Moroccan-Style Stuffed Artichoke Bottoms Related:   Africa, appetizers, dairy, gluten-free option, Hanukkah, pareve, Passover, Shabbat, Sukkot, vegan, vegetables & legumes, vegetarian

Prep time:

Cook time:

Yield: 12-15 artichokes

Stuffed artichoke bottoms (left in the photo above), prepared by the Moroccan side of my family, always made Shabbat and holiday meals (especially Passover) special while growing up. Coincidentally, Moshe Zusman, who photographed this dish, shared that his own Moroccan mother makes them and that this dish is one of his favorites as well.

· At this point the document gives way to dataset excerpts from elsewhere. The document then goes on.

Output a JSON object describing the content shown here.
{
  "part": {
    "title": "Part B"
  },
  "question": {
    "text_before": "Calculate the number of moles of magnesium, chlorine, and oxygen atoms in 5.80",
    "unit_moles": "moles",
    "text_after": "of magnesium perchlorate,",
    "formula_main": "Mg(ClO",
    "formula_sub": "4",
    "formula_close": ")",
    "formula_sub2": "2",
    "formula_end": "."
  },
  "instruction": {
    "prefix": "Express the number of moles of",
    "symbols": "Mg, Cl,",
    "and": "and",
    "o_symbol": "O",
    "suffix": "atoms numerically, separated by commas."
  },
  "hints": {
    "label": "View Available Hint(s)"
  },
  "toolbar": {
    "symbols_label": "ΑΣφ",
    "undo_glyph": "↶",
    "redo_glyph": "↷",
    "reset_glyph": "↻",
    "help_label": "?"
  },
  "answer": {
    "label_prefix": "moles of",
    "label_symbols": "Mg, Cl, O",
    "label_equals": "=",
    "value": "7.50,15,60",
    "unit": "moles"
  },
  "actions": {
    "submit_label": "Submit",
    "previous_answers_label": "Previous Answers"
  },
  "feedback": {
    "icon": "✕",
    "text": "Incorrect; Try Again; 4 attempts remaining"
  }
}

The artichoke bottoms are usually stuffed with meatballs. However, I inherited my nutritionist grandmother’s passion for making vegetarian/vegan variations of our treasured family dishes. The natural choice was an eggplant “meatball” studded with chunks of mushroom and bell pepper. Photo by Moshe Zusman Photography Studio.

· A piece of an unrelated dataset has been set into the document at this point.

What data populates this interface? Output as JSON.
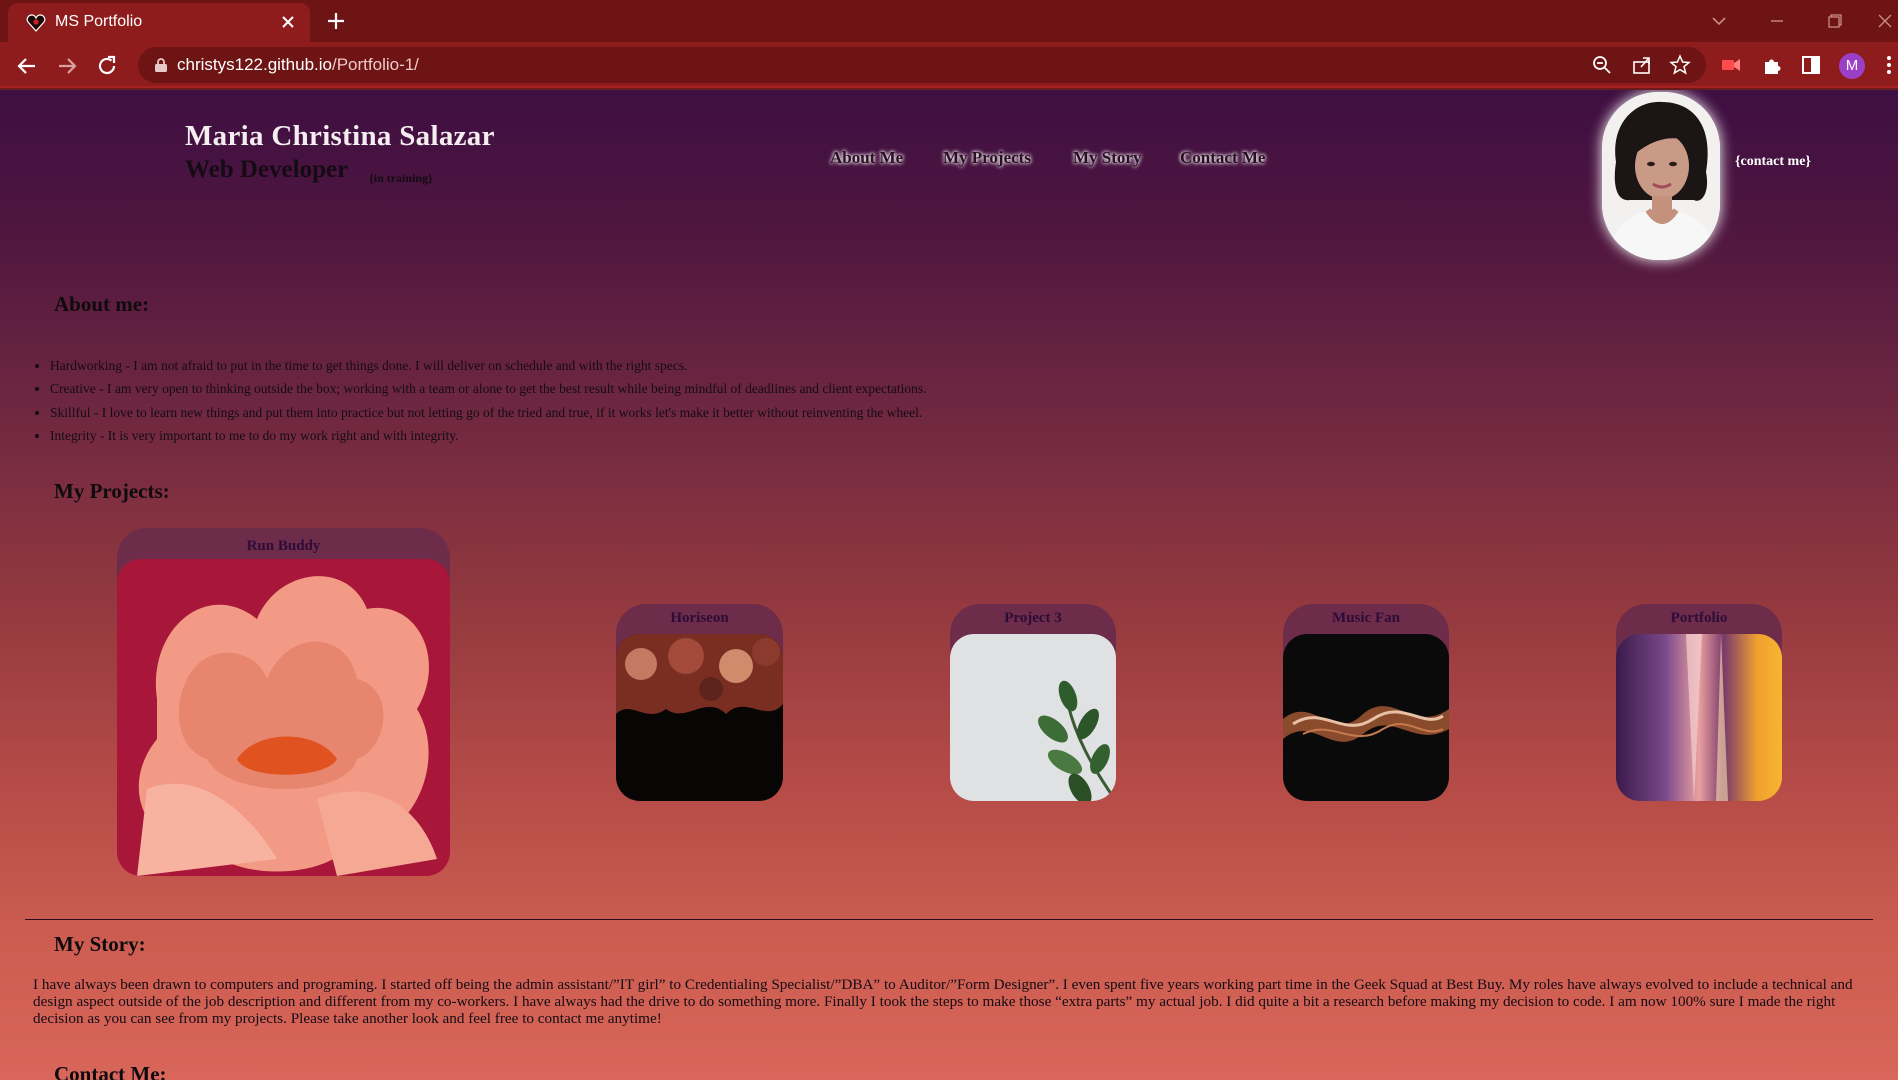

  • Vegetarian “Meatballs” for Stuffing
  • 1-2 tablespoons olive oil
  • 1 pound eggplant, cut into 1-inch pieces (preferably Chinese eggplant)
  • ¼ cup water
  • 1 large red bell pepper, chopped
  • 2 large Portobello mushrooms (or other mushroom variety), chopped into ¼-inch pieces
  • 1 teaspoon kosher salt
  • ½ teaspoon black pepper
  • 1 medium red onion, chopped
  • 1 tablespoon garlic, minced
  • 1 cup cooked or canned white beans, rinsed and drained
  • ¼ cup parsley, chopped
  • 1 cup plus 2 tablespoons whole panko crumbs (Italian seasoning flavor or season to taste) (variations: matzah meal during Passover, gluten-free breadcrumbs if gluten-free is needed)
  • 1/8 cup basil leaves, chopped (optional)
  • 1 teaspoon fresh oregano, chopped, or ¼ teaspoon dried (optional)
  • Dash of red cooking wine (optional)
  • Juice of ½ a lemon (optional)
  • Pinch of red chili flakes or Aleppo pepper (optional)
  • 2-3 13.75-ounce cans artichoke bottoms, drained, or frozen artichokes, defrosted
  • To Finish
  • Vegetable oil for frying (optional)
  • 6 mint leaves (optional)
  • 2-3 tablespoons grated Parmesan cheese (optional) (omit to make vegan/pareve)
  • Sprinkle of sumac (optional)


  • Making the “meatballs”: Heat ½ to 1 tablespoon of olive oil in a skillet over medium heat. When hot, add the eggplant and sauté for about 5 minutes. Season with salt and pepper to taste. Add water and stir occasionally until the eggplant is tender, about 10 minutes. Transfer to the bowl of a food processor.
  • Add the remaining ½ to 1 tablespoon of oil to the skillet and the onion and garlic, and cook until translucent, about 5 minutes.
  • Add cooked onion and garlic to the food processor, as well as beans, parsley and half of chopped bell pepper (and basil if using) and pulse until well combined and chopped, but not pureed. Remove the mixture from the food processor and place in a bowl.
  • Add breadcrumbs (or matzah meal for Passover) and optional condiments, if using, and mix well, adjusting salt, seasoning and breadcrumbs/matzah meal as needed to get a good meatball texture without overwhelming the eggplant mixture.
  • Stuffing the artichokes: Preheat the oven to 375 and grease a large rimmed baking sheet or line with parchment paper. Take a drained artichoke bottom. Roll the stuffing mixture into a “meatball” that fits snuggly into that artichoke bottom’s cavity, approximately 1½ inches in diameter, adding 3 to 5 bits of chopped mushroom and 3 to 5 of bell pepper when rolling. It helps to coat the palm of your hands with olive oil when rolling. Place the “meatball” into the cavity of the artichoke bottom. Repeat with the remaining artichoke bottoms to make about 12 to 15 stuffed bottoms.
  • OptionalHeat vegetable oil in a wide, deep pan, about 1-inch deep and deep-fry the stuffed artichokes for about 1 to 2 minutes (or until the “meatball” is solid and medium brown on the outside). Remove and drain on a paper towel.
  • Transfer stuffed (and deep-fried, if chosen) artichoke bottoms from to the baking sheet and bake for about 25 minutes or until the “meatballs” are firm and brown. Garnish with mint leaves and sprinkle with grated Parmesan or sumac, if using, or serve with Carciofi alla Giudia.